APPLICATION AND CONSENT for ROLFING®

 

I hereby apply for a standard series of processing in Rolfing (Structural Integration).

I fully understand the purpose of Rolfing is to balance and align the physical body so that it is supported and maintained by gravity in three-dimensional space. This is done through direct manipulation and education so that the greater economy and freedom of body-movement are achieved.

I understand Rolfing is not involved with the treatment of disease of any kind, nor does it substitute for medical diagnosis or treatment when such attention is needed.

The Rolfer does not treat, prescribe or diagnose an illness, disease, or any other physical or mental disorder of the person. Nothing said or done by a Rolfer should be misconstrued to be such.

I understand it is necessary for the Rolfer to touch my body in order to assist me in establishing balance and alignment in the body.

I give Carolina Rolfing Associates my permission and consent to do all those things necessary in helping me establish balance and alignment, including, but not limited to touching my body. I give the Rolfer full privilege and license to work on my body in such a way as to restore and establish balance therein.

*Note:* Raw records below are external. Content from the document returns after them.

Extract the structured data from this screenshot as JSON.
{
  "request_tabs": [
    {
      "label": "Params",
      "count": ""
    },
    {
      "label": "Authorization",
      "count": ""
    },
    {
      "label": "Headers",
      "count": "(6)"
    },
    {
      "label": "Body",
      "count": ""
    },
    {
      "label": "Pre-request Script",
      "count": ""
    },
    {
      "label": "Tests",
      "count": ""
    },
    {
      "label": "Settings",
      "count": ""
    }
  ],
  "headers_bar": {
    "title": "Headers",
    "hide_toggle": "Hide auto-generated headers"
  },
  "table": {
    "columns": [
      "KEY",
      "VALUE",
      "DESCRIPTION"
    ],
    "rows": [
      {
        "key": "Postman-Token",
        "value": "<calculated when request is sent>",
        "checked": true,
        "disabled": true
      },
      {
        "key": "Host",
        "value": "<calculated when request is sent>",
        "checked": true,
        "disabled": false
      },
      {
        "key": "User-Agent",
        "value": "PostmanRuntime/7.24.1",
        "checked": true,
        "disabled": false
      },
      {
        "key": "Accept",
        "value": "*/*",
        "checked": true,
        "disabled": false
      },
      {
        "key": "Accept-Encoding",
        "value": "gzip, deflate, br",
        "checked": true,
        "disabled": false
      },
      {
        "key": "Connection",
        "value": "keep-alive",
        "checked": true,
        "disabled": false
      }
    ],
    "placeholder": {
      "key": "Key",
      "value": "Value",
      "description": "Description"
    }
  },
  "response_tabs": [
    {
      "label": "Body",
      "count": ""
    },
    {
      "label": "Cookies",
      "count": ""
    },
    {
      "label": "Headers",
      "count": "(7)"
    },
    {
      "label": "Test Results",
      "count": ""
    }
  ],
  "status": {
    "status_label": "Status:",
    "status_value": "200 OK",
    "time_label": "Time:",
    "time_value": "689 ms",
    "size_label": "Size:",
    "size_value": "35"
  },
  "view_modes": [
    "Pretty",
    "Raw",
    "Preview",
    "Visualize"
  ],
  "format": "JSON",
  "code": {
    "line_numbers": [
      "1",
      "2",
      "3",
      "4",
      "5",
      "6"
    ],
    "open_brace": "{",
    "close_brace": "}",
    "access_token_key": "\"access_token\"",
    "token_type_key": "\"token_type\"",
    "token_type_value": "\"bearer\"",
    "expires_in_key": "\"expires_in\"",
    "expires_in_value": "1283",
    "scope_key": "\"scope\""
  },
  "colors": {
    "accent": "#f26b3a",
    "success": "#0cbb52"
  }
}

Furthermore, I understand that any relief of physical or emotional symptoms is coincidental in the organization of the total human being and is not the basic goal of Rolfing.

Date______________________________________ Applicant's Signature_________________________

Applicant's Printed Name____________________________________

Address__________________________________________________

City/State/Zip______________________________________________

Phone____________________________________________________

Witness__________________________________________________


® The word Rolfing is a Service mark of the The Rolf Institute of Structural Integration.